Concernant les responsabilités engagées dans la survenance des désordres dénoncés au sein de l'appartement des époux [V], la société Axa soutient que si la responsabilité de l'hôtel est avérée dans la persistance de l'humidité dans le mur du haut de la cuisine et de la salle de bain dudit appartement, le comportement d'inertie de M. [V] depuis le sinistre doit être retenu comme étant la seule cause de son préjudice, estimant que les conséquences dommageables du sinistre strictement entendu sont sans proportion avec les sommes réclamées en demande à titre indemnitaire.

Concernant sa garantie, la société Axa conclut au rejet aux motifs de l'antériorité du sinistre par rapport à la date de conclusion de la police d'assurances souscrite par son assurée et dont il est sollicité l'application, d'une part, ainsi que de l'absence d'aléa dans la survenance du sinistre, son assurée ayant manqué de loyauté au moment de la souscription de la police dès lors qu'elle connaissait l'état du bien, les dégradations étant apparentes et connues, d'autre part.

La société Axa se prévaut également d'une exclusion de garantie pour les dommages résultant d'un défaut d'entretien ou de réparation caractérisé, ce qui est le cas en l'espèce comme cela ressort des conclusions du rapport d'expertise judiciaire, soutenant que ladite clause est valable.

L'assureur critique par ailleurs les prétentions indemnitaires des époux [V], qu'il estime infondées tant dans leur principe que dans leur quantum.

Il souligne notamment, s'agissant de la prétendue perte de loyers, que le demandeur a volontairement laissé perdurer la situation et ainsi fait augmenter son préjudice sans avoir recours à des travaux qui auraient permis une mise en location plus rapide de son appartement, outre qu'il n'est pas établi que ledit appartement n'a pas été occupé par la fille de M. [V] au-delà de la période 2015-2016 ou encore que celui-ci a eu la volonté de mettre en location son bien.
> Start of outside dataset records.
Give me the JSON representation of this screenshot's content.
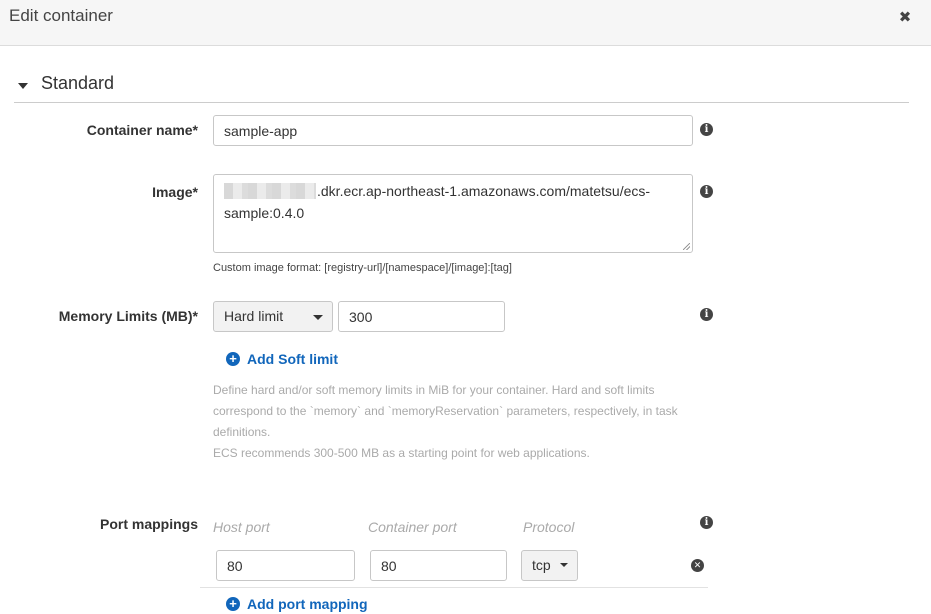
{
  "dialog": {
    "title": "Edit container",
    "close_glyph": "✖"
  },
  "section": {
    "title": "Standard"
  },
  "container_name": {
    "label": "Container name*",
    "value": "sample-app"
  },
  "image": {
    "label": "Image*",
    "value_visible": ".dkr.ecr.ap-northeast-1.amazonaws.com/matetsu/ecs-sample:0.4.0",
    "help": "Custom image format: [registry-url]/[namespace]/[image]:[tag]"
  },
  "memory": {
    "label": "Memory Limits (MB)*",
    "limit_type": "Hard limit",
    "value": "300",
    "add_soft_limit": "Add Soft limit",
    "description": [
      "Define hard and/or soft memory limits in MiB for your container. Hard and soft limits",
      "correspond to the `memory` and `memoryReservation` parameters, respectively, in task",
      "definitions.",
      "ECS recommends 300-500 MB as a starting point for web applications."
    ]
  },
  "port_mappings": {
    "label": "Port mappings",
    "columns": [
      "Host port",
      "Container port",
      "Protocol"
    ],
    "rows": [
      {
        "host_port": "80",
        "container_port": "80",
        "protocol": "tcp"
      }
    ],
    "add_label": "Add port mapping"
  },
  "icons": {
    "info": "info-icon",
    "add": "plus-circle-icon",
    "remove": "remove-circle-icon",
    "close": "close-icon",
    "caret": "caret-down-icon"
  },
  "colors": {
    "link": "#1166bb",
    "header_bg": "#f6f6f6",
    "muted_text": "#aaaaaa"
  }
}
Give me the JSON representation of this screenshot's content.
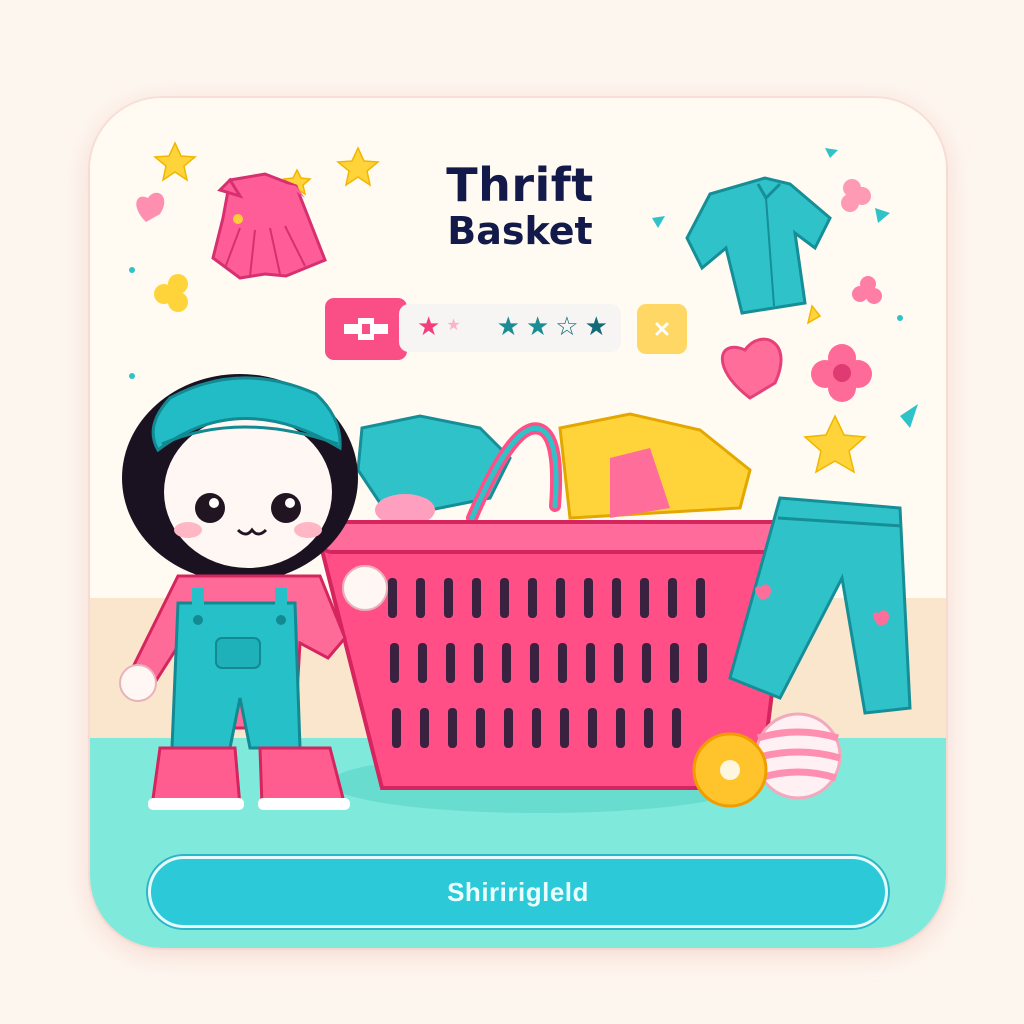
{
  "title": {
    "line1": "Thrift",
    "line2": "Basket"
  },
  "rating_bar": {
    "left_icon": "puzzle-cross-icon",
    "stars_icon": "star-icon",
    "close_icon": "close-icon",
    "star_colors": [
      "#f43d7c",
      "#f9b5c6",
      "#1a8c94",
      "#1a8c94",
      "#136b79",
      "#136b79"
    ]
  },
  "cta": {
    "label": "Shiririgleld"
  },
  "colors": {
    "accent_pink": "#fa4f86",
    "accent_teal": "#2cc9d8",
    "accent_yellow": "#ffd765",
    "title_navy": "#131a4a"
  }
}
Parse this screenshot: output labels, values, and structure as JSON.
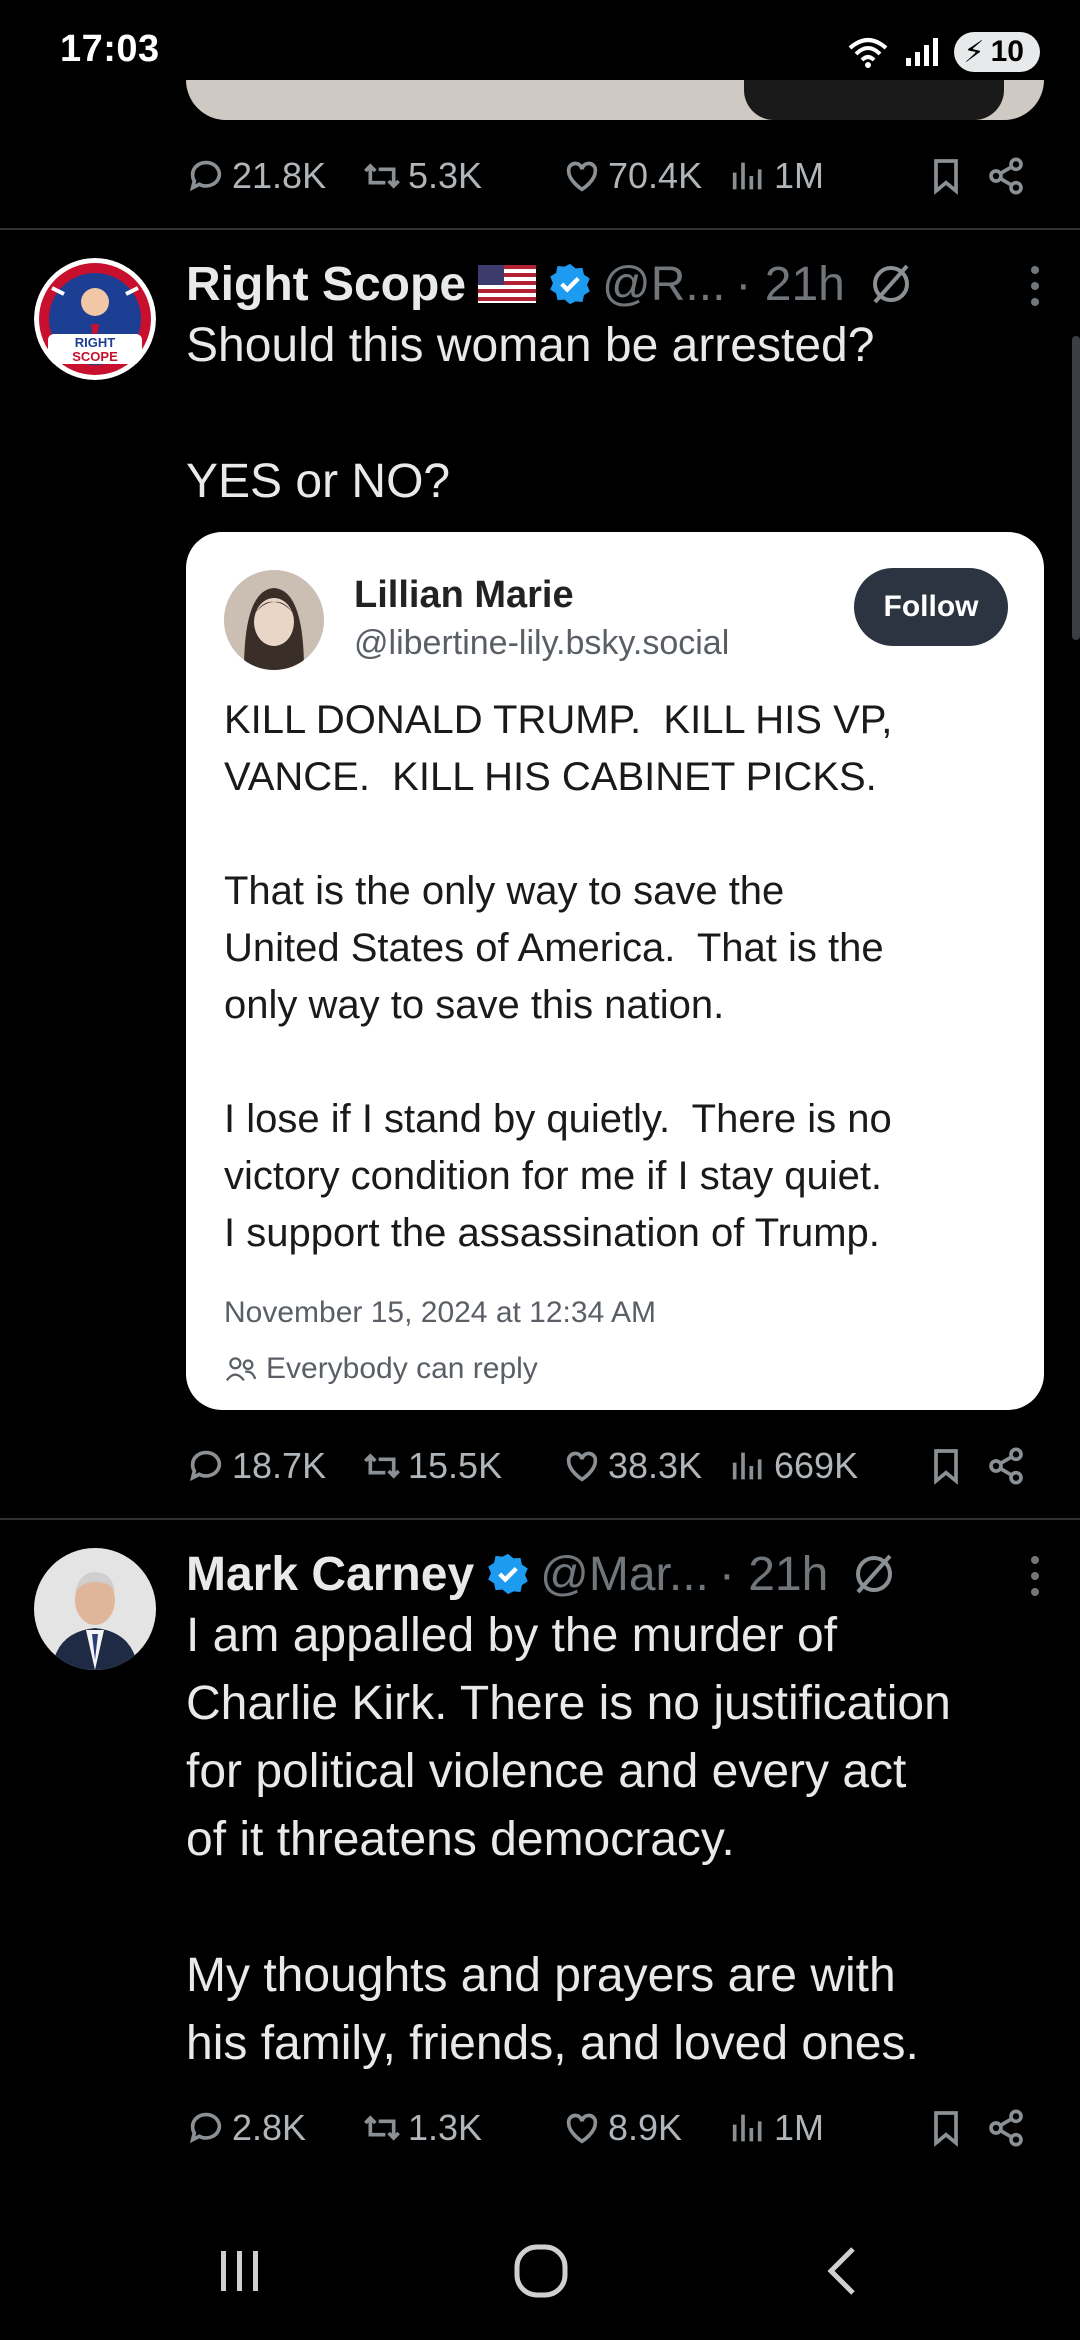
{
  "status_bar": {
    "time": "17:03",
    "battery": "10"
  },
  "tweets": [
    {
      "stats": {
        "replies": "21.8K",
        "reposts": "5.3K",
        "likes": "70.4K",
        "views": "1M"
      }
    },
    {
      "name": "Right Scope",
      "handle": "@R...",
      "time": "· 21h",
      "avatar_text": "RIGHT SCOPE",
      "text_line1": "Should this woman be arrested?",
      "text_line2": "YES or NO?",
      "quoted": {
        "name": "Lillian Marie",
        "handle": "@libertine-lily.bsky.social",
        "follow_label": "Follow",
        "body": "KILL DONALD TRUMP.  KILL HIS VP,\nVANCE.  KILL HIS CABINET PICKS.\n\nThat is the only way to save the\nUnited States of America.  That is the\nonly way to save this nation.\n\nI lose if I stand by quietly.  There is no\nvictory condition for me if I stay quiet.\nI support the assassination of Trump.",
        "date": "November 15, 2024 at 12:34 AM",
        "reply_setting": "Everybody can reply"
      },
      "stats": {
        "replies": "18.7K",
        "reposts": "15.5K",
        "likes": "38.3K",
        "views": "669K"
      }
    },
    {
      "name": "Mark Carney",
      "handle": "@Mar...",
      "time": "· 21h",
      "text": "I am appalled by the murder of\nCharlie Kirk. There is no justification\nfor political violence and every act\nof it threatens democracy.\n\nMy thoughts and prayers are with\nhis family, friends, and loved ones.",
      "stats": {
        "replies": "2.8K",
        "reposts": "1.3K",
        "likes": "8.9K",
        "views": "1M"
      }
    }
  ],
  "colors": {
    "background": "#000000",
    "text": "#e7e9ea",
    "muted": "#71767b",
    "verified": "#1d9bf0",
    "divider": "#2f3336"
  }
}
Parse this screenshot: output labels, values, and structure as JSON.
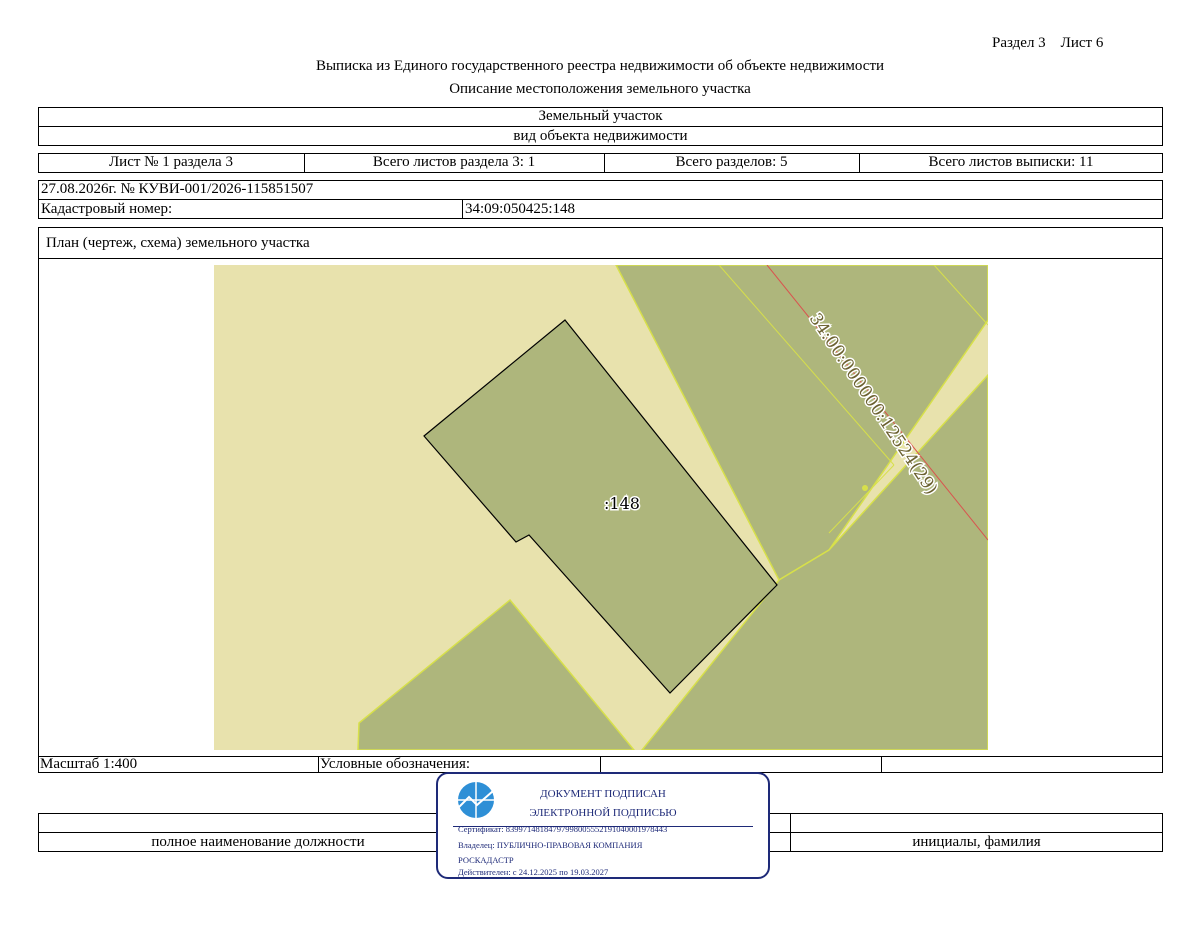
{
  "header": {
    "section_sheet": "Раздел 3    Лист 6",
    "title": "Выписка из Единого государственного реестра недвижимости об объекте недвижимости",
    "subtitle": "Описание местоположения земельного участка"
  },
  "object": {
    "kind": "Земельный участок",
    "kind_caption": "вид объекта недвижимости"
  },
  "sheet_info": {
    "sheet": "Лист № 1 раздела 3",
    "total_section_sheets": "Всего листов раздела 3: 1",
    "total_sections": "Всего разделов: 5",
    "total_extract_sheets": "Всего листов выписки: 11"
  },
  "record": {
    "date_number": "27.08.2026г. № КУВИ-001/2026-115851507",
    "cadastral_label": "Кадастровый номер:",
    "cadastral_value": "34:09:050425:148"
  },
  "plan": {
    "heading": "План (чертеж, схема) земельного участка",
    "parcel_label": ":148",
    "neighbor_label": "34:00:000000:12524(29)",
    "colors": {
      "background": "#e8e2ad",
      "parcel_fill": "#aeb67c",
      "border_yellow": "#d7e04a",
      "red_line": "#d9534f"
    }
  },
  "footer": {
    "scale": "Масштаб 1:400",
    "legend_label": "Условные обозначения:",
    "position_caption": "полное наименование должности",
    "initials_caption": "инициалы, фамилия"
  },
  "stamp": {
    "line1": "ДОКУМЕНТ ПОДПИСАН",
    "line2": "ЭЛЕКТРОННОЙ ПОДПИСЬЮ",
    "certificate": "Сертификат: 83997148184797998005552191040001978443",
    "owner": "Владелец: ПУБЛИЧНО-ПРАВОВАЯ КОМПАНИЯ",
    "owner2": "РОСКАДАСТР",
    "validity": "Действителен: с 24.12.2025 по 19.03.2027",
    "color": "#1e2a78"
  }
}
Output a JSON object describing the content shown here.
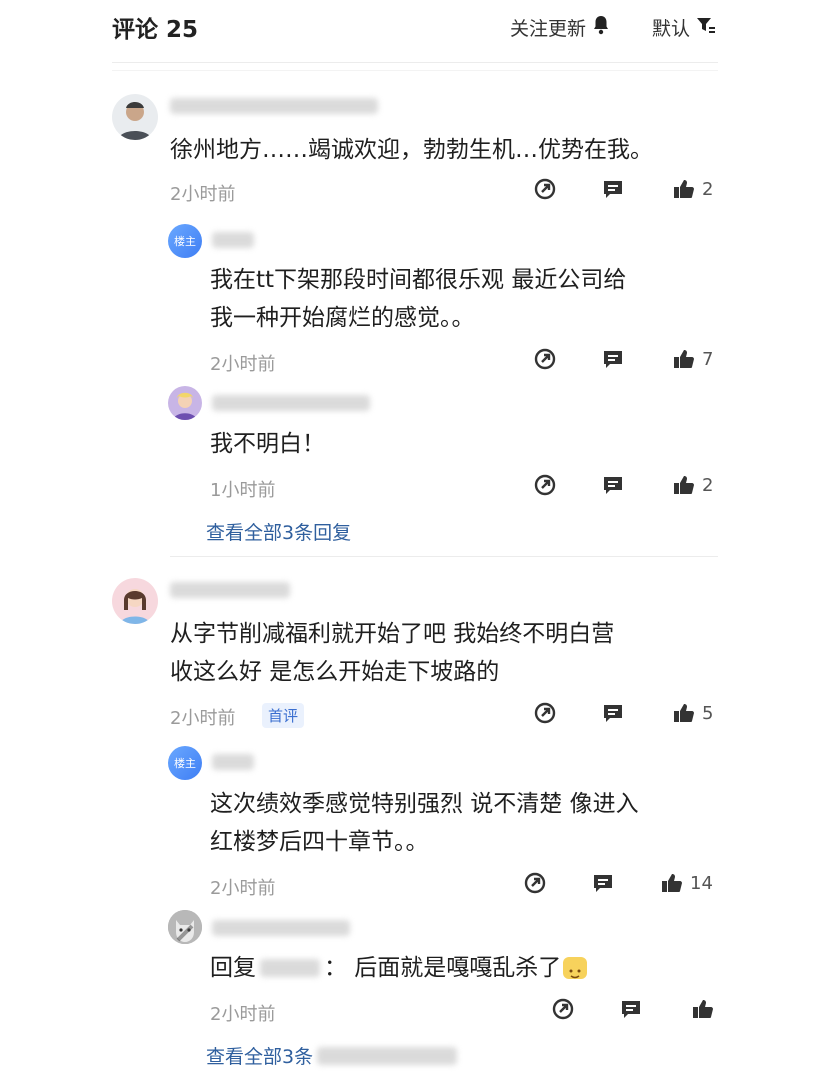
{
  "header": {
    "title": "评论 25",
    "follow_label": "关注更新",
    "sort_label": "默认"
  },
  "comments": [
    {
      "text": "徐州地方……竭诚欢迎，勃勃生机…优势在我。",
      "time": "2小时前",
      "likes": "2",
      "replies": [
        {
          "badge": "楼主",
          "text_lines": [
            "我在tt下架那段时间都很乐观 最近公司给",
            "我一种开始腐烂的感觉。。"
          ],
          "time": "2小时前",
          "likes": "7"
        },
        {
          "text_lines": [
            "我不明白！"
          ],
          "time": "1小时前",
          "likes": "2"
        }
      ],
      "view_all": "查看全部3条回复"
    },
    {
      "text_lines": [
        "从字节削减福利就开始了吧 我始终不明白营",
        "收这么好 是怎么开始走下坡路的"
      ],
      "time": "2小时前",
      "tag": "首评",
      "likes": "5",
      "replies": [
        {
          "badge": "楼主",
          "text_lines": [
            "这次绩效季感觉特别强烈 说不清楚 像进入",
            "红楼梦后四十章节。。"
          ],
          "time": "2小时前",
          "likes": "14"
        },
        {
          "reply_prefix": "回复",
          "reply_suffix": "： 后面就是嘎嘎乱杀了",
          "time": "2小时前",
          "likes": ""
        }
      ],
      "view_all": "查看全部3条"
    }
  ],
  "icons": {
    "bell": "bell-icon",
    "filter": "filter-icon",
    "share": "share-icon",
    "reply": "comment-icon",
    "like": "thumbs-up-icon"
  },
  "colors": {
    "link": "#2f5f9e",
    "badge_bg": "#eaf1fd",
    "louzhu": "#4a86f5"
  }
}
A titre subsidiaire sur ce point, la société Axa conclut que la perte de chance de pouvoir louer le bien doit être quantifiée à hauteur de 5% eu égard à l'emplacement du bien et de son état, et doit être limitée dans le temps compte tenu de ce que dès 2013, M. [V] était en mesure de faire les travaux de réfection des lieux.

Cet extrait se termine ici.